Pour compliquer encore les choses, le fantôme d'une kisaeng, une courtisane coréenne, qui serait morte aux côtés d'un fils aîné très loin dans la lignée de Jin, alors qu'elle n'avait pas été autorisée à se marier. Selon la tradition familiale, cet esprit aurait le pouvoir de détruire les relations. Entre les chapitres, elle raconte à Jin ce qui lui est réellement arrivé, avec de petits jets de sarcasme et de grossièretés. « Oh, c'est comme une queue de dragon, oh, comment vais-je l'insérer ? » elle se moque des vieillards riches qui l'ont emmenée au lit.

« Exposition » est assez courte : à peine plus de 200 pages, et parfois j'aurais souhaité que la kisaeng, aussi pleine d'entrain qu'elle soit, hanterait un autre roman pour que je puisse revenir à ce qui se passait avec Jin et Lidija et Philip et Irv.

Une lectrice anglophone n’a pas besoin d’un dictionnaire coréen à côté du livre, même si elle peut occasionnellement en avoir besoin d’un anglais. Une polémique accusant Jin de blasphème n’est pas jetée à la poubelle mais « évitée ». Après avoir été frappée avec une cravache et forcée de manger des olives et des groseilles sur le sol – « Exhibit » est un festin de divers aliments et boissons – Jin sent sa chair « fleurie ». Kwon étend et arrête le langage jusqu'à ses limites extérieures, comme dans une série de tendus et d'arabesques.

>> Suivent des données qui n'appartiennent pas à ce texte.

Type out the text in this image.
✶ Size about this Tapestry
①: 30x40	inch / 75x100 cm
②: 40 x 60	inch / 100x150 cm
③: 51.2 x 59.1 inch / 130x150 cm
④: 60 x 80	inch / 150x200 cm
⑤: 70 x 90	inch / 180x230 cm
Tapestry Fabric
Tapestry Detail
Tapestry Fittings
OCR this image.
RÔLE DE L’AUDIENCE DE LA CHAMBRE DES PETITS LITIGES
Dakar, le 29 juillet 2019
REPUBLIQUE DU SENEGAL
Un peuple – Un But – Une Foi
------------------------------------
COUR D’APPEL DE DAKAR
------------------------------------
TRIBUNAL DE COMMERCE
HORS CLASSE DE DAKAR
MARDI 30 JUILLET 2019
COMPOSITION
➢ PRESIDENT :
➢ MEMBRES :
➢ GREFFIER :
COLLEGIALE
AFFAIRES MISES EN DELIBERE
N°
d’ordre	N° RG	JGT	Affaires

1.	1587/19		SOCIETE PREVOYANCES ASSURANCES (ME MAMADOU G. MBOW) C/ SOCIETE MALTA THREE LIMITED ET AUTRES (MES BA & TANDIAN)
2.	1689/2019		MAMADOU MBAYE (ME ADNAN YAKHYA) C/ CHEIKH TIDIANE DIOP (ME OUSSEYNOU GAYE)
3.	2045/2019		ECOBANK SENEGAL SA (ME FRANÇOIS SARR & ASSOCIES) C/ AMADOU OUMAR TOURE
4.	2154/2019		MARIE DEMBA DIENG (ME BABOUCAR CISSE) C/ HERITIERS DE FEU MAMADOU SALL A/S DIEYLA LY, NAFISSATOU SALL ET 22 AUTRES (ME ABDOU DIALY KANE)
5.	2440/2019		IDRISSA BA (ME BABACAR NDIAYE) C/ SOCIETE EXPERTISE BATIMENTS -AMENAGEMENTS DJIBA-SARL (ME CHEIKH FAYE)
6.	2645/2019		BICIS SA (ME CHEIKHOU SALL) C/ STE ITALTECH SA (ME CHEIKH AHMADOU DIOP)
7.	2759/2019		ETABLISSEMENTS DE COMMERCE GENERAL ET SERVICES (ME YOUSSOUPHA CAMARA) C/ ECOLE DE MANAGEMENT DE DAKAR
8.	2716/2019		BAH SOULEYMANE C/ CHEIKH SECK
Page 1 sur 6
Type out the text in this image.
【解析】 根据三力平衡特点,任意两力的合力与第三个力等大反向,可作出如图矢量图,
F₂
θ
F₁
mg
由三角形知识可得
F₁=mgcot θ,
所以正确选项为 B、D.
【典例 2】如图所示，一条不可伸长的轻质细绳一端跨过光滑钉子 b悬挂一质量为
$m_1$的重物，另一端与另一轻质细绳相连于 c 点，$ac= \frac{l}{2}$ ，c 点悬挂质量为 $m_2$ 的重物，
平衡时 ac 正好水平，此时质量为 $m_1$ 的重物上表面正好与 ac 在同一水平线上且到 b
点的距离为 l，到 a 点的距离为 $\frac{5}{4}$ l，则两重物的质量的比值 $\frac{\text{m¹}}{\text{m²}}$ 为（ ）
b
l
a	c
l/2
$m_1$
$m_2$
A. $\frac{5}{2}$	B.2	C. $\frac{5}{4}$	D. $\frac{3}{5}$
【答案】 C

Des morceaux de sa prose pourraient également être arrachés et mis dans un livre de poésie, sans problème. Sur la célébrité : « Je savais que c’était des scories de pyrite, une malédiction des guirlandes. » Les nageurs nus sont des « néréides bleues à queue panache ». Autant que les virgules, Kwon privilégie les points-virgules, que Kurt Vonnegut appelle tristement « les hermaphrodites travestis ne représentant absolument rien » ; si tel est le cas, son roman n’est pas seulement une exploration du BDSM dans les relations contemporaines, mais une convention hermaphrodite travestie, à laquelle on est à la fois privilégié et peut-être légèrement perplexe de recevoir un laissez-passer illimité.

« Exposer » est une expérience hautement sensorielle, inondée de pétales et de couleurs, d'odeurs et de saveurs, qui s'ajoute à la littérature sur une tendance très discutée et souvent mal comprise. Il persiste comme une mystérieuse ecchymose multicolore.